Compilation album by Miho Nakayama
- Released: November 26, 1993
- Recorded: 1993
- Genre: J-pop; kayōkyoku;
- Length: 55:32
- Language: Japanese; English;
- Label: King Records
- Producer: Miho Nakayama; Masato Ohsumi; Ken Shiguma; Akira Fukuzumi;

Miho Nakayama chronology
| Wagamama na Actress (1993) | Blanket Privacy (1993) | Pure White (1994) |

Singles from Blanket Privacy
- "Shiawase ni Naru Tame ni" Released: April 21, 1993; "Anata ni Nara..." Released: July 7, 1993;

= Blanket Privacy =

Blanket Privacy (ブランケット・プライバシー, Buranketto Puraibashī) is the sixth compilation album by Japanese entertainer Miho Nakayama. Released through King Records on November 26, 1993, the album includes seven re-recordings of Nakayama's ballads, two new singles, and three cover songs. The initial release of the album featured a holographic image of gemstones swirling around Nakayama.

The album peaked at No. 9 on Oricon's albums chart.

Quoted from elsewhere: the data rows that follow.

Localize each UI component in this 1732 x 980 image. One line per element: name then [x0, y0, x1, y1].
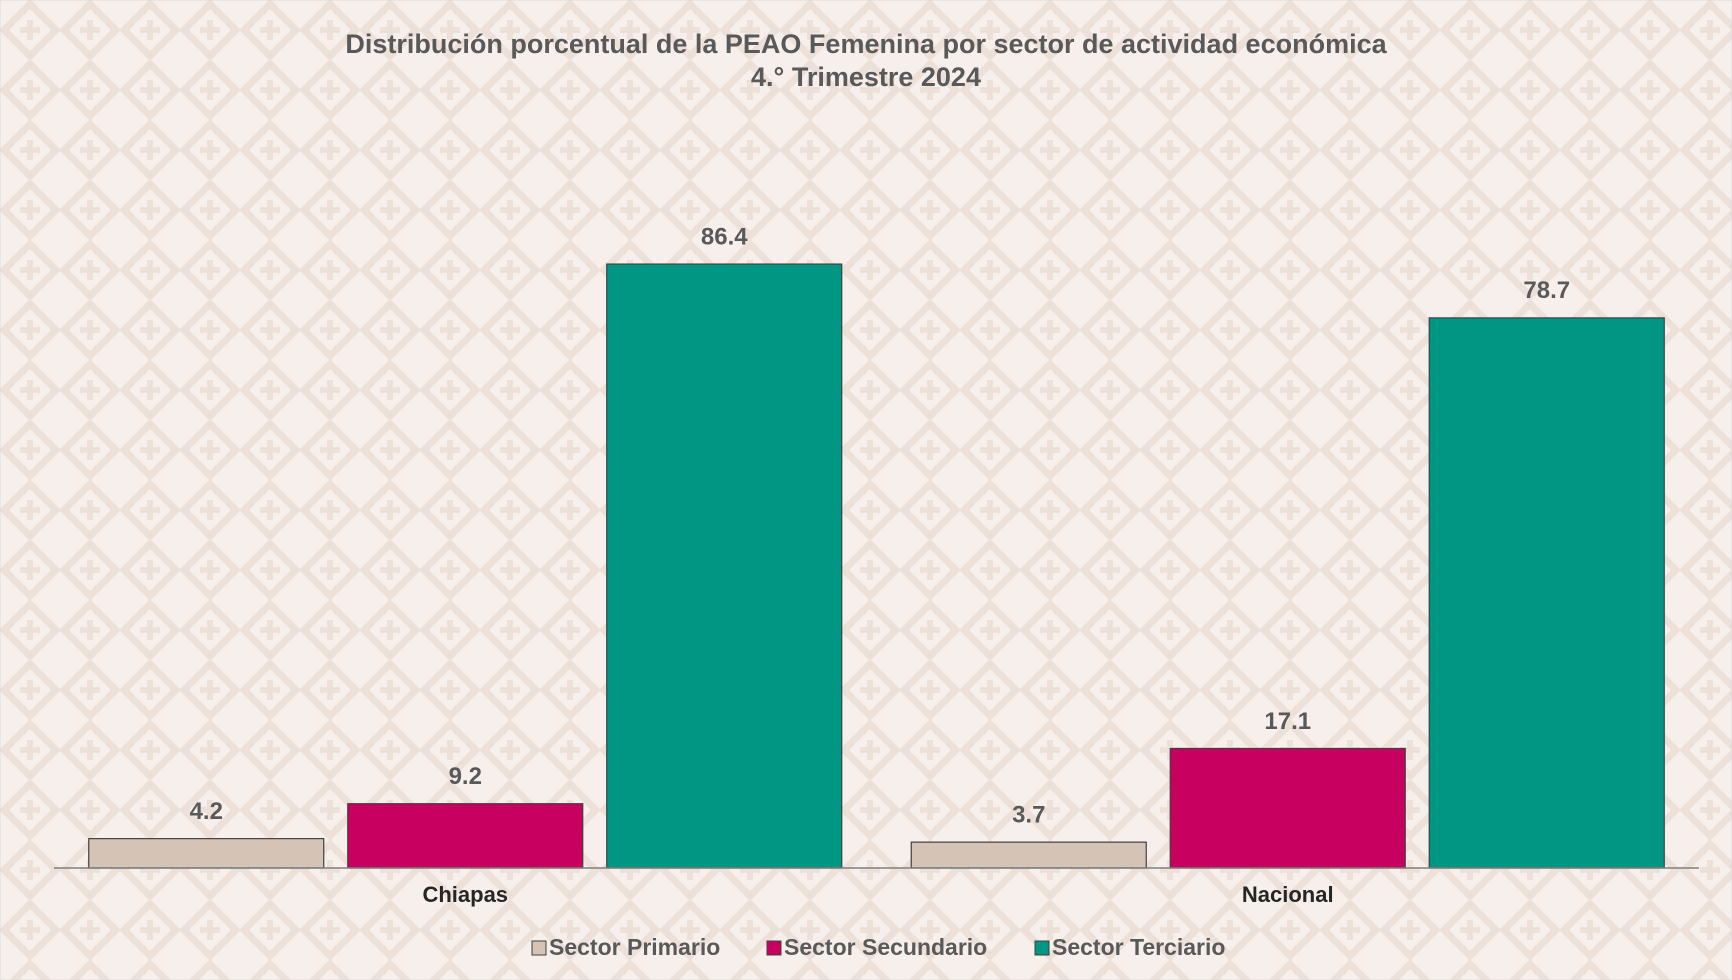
bar: [910, 841, 1147, 869]
x-tick-label: Chiapas: [422, 882, 508, 907]
x-tick-label: Nacional: [1242, 882, 1334, 907]
legend-swatch: [531, 940, 547, 956]
bar: [1428, 317, 1665, 869]
bar: [88, 838, 325, 869]
legend-label: Sector Terciario: [1052, 934, 1225, 960]
bar: [606, 263, 843, 869]
legend-label: Sector Secundario: [784, 934, 987, 960]
chart-title: Distribución porcentual de la PEAO Femen…: [345, 29, 1387, 59]
legend-swatch: [1034, 940, 1050, 956]
data-label: 78.7: [1523, 277, 1570, 304]
data-label: 4.2: [190, 798, 223, 825]
data-label: 86.4: [701, 223, 748, 250]
legend-label: Sector Primario: [549, 934, 720, 960]
legend-swatch: [766, 940, 782, 956]
data-label: 9.2: [449, 763, 482, 790]
data-label: 17.1: [1264, 708, 1311, 735]
bar: [1169, 747, 1406, 869]
data-label: 3.7: [1012, 801, 1045, 828]
bar: [347, 803, 584, 869]
chart-subtitle: 4.° Trimestre 2024: [751, 62, 981, 92]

It sold over 89,000 copies and was certified Gold by the RIAJ.

== Track listing ==

| No. | Title | Lyrics | Music | Length |
|---|---|---|---|---|
| 1. | "Shiawase ni Naru Tame ni" ((幸せになるために; "To Be Happy")) | Yūho Iwasato; Miho Nakayama; | Toshifumi Hinata | 4:17 |
| 2. | "Tell Me" | Mika Watanabe | Watanabe | 5:03 |
| 3. | "Midnight Taxi" | Ryō Asuka | Asuka | 5:19 |
| 4. | "Just My Lover" | Toshiki Kadomatsu | Kadomatsu | 5:11 |
| 5. | "Megamitachi no Bōken [a Cappella Version]" ((女神たちの冒険; "The Adventures of the Goddesses")) | Gorō Matsui | Hideo Saitō | 0:47 |
| 6. | "Yaban na Hōseki" ((野蛮な宝石; "Barbaric Jewel")) | Matsui | Saitō | 4:57 |
| 7. | "Time After Time" | Cyndi Lauper; Rob Hyman; | Lauper; Hyman; | 3:25 |
| 8. | "You're My Only Shinin' Star '93" | Kadomatsu | Kadomatsu | 6:09 |
| 9. | "In the Morning" | Masumi Kawamura | Toshinobu Kubota | 5:12 |
| 10. | "Last Scene ni Ai wo Komete" (Rasuto Shīn ni Ai wo Komete (ラストシーンに愛をこめて; "With Love in the Last Scene")) | Fumiko Okada | Kisaburō Suzuki | 5:45 |
| 11. | "The Rose" | Amanda McBroom | McBroom | 3:59 |
| 12. | "Anata ni Nara..." ((あなたになら…; "For You...")) | Nakayama | Joe Hisaishi | 5:28 |
| Total length: |  |  |  | 55:32 |

==Charts==

| Chart (1993) | Peak position |
|---|---|
| Japanese Albums (Oricon) | 9 |

== Certification ==

| Region | Certification | Certified units/sales |
| Japan (RIAJ) | Gold | 200,000^{^} |
^{^} Shipments figures based on certification alone.